The coach pitched into another abrupt turn, and they were all thrown to the right. Marshall’s sword caught on something. He felt carefully and found it had ripped a jagged hole in the leather seat cover.
“Put your swords on the floor, easy to hand,” the Captain said. “We’ll just see if we can kick the door out.”
That would have worked, if they’d had time. The door began to loosen under their blows, but before they could kick it free of its frame, the coach turned again, slowed, and passed into a building. As it rolled to a halt, the door sagged open and swung crookedly on one hinge. All that was visible beyond was a row of empty stalls.
“Come on out,” a voice called. “You’re surrounded. Quick, now, an’ no tricks.”
“If they’re on both sides of us, they can’t risk crossfire,” Smith said, low. “I’ll break right. Follow as you see fit.”
He leaped out, diving out of sight, with Marshall and Archer right behind him. A scruffy figure with a stick, his face swathed in a dirty mask, dove after him. Smith struck his arm and the stick dropped, the wounded man clutching a bloody wrist. But these bandits had played this game before, and as the Captain spun to meet a swinging club, another villain, also masked, leaned over the edge of the hayloft and clipped his skull with the back of a shovel.
Marshall, back-to-back with Archer in a circle of masked, club-wielding ruffians, saw Smith fall. He lunged, trying to break through the circle, but his sword was knocked aside. Archer was having no better luck.

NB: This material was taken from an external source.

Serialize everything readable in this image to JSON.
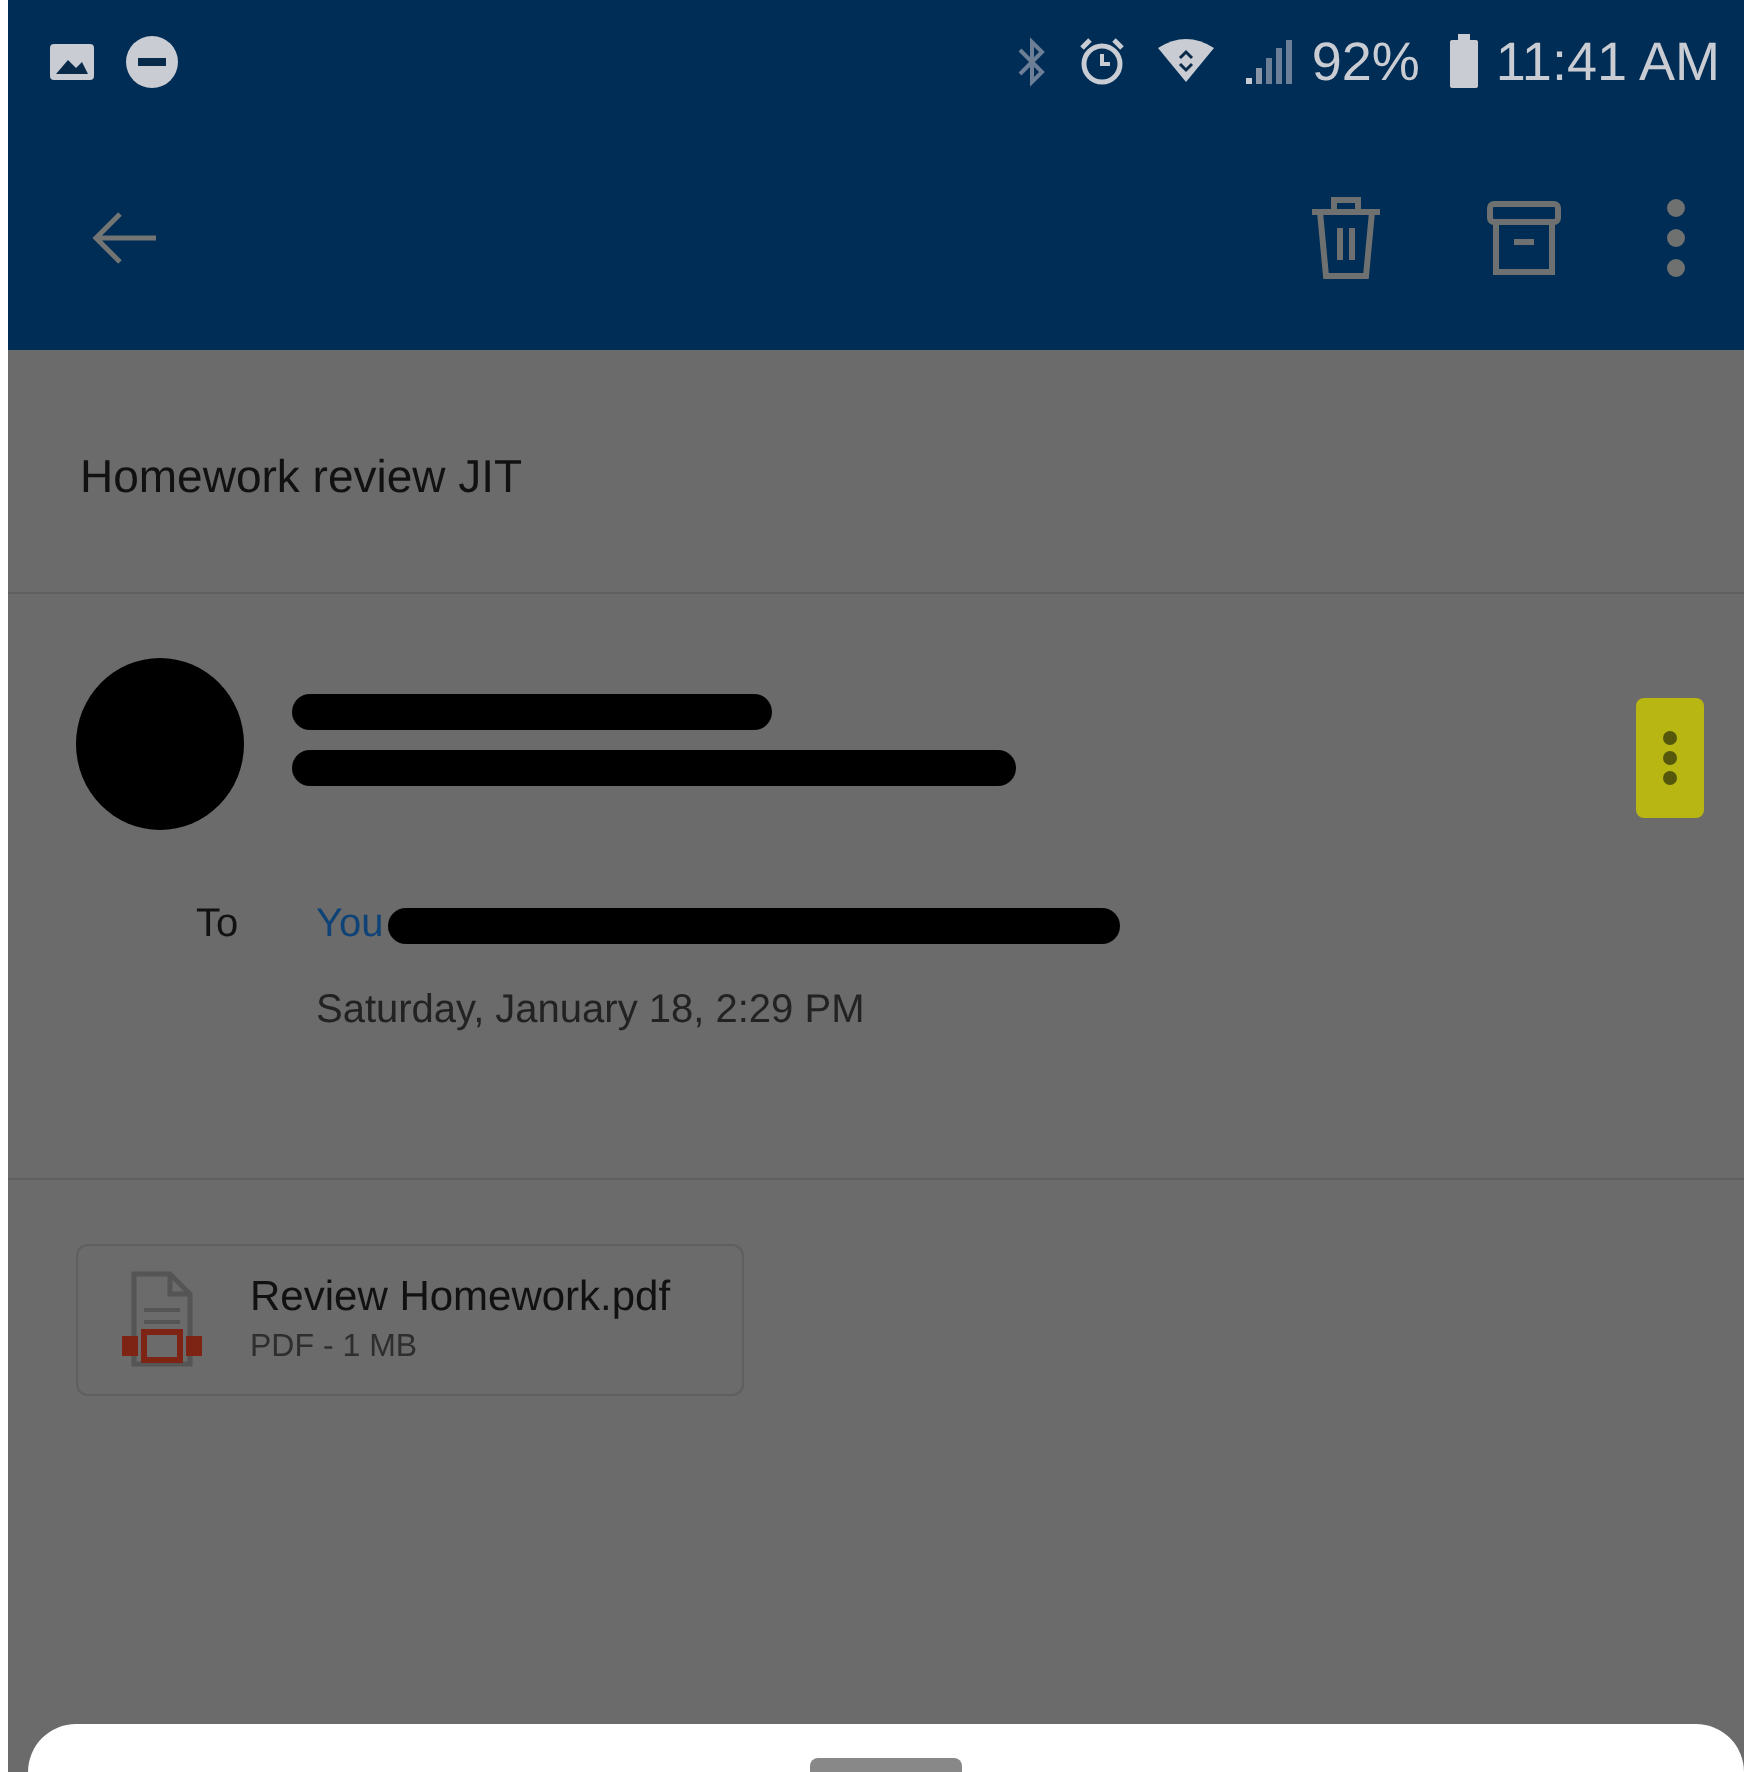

“Give it up, boyos,” one of their enemies said. “We have orders to take you alive, but accidents happen all the time.” He drew a dirk, long and deadly in the lantern light, and laid it across Smith’s throat. “You wouldn’t want to lose your Captain by accident, would you?”
Marshall stopped, breathing hard. He traded a glance with Archer, who looked as frustrated as he felt. But there really was nothing else to do. If these men didn’t intend to kill them outright, they might have a chance to escape later.
“And where are we to be taken alive? France?”
He hardly expected the general hilarity that erupted at his question, but he didn’t have time to ask another. Davy dropped at his feet an instant before something struck him hard from behind.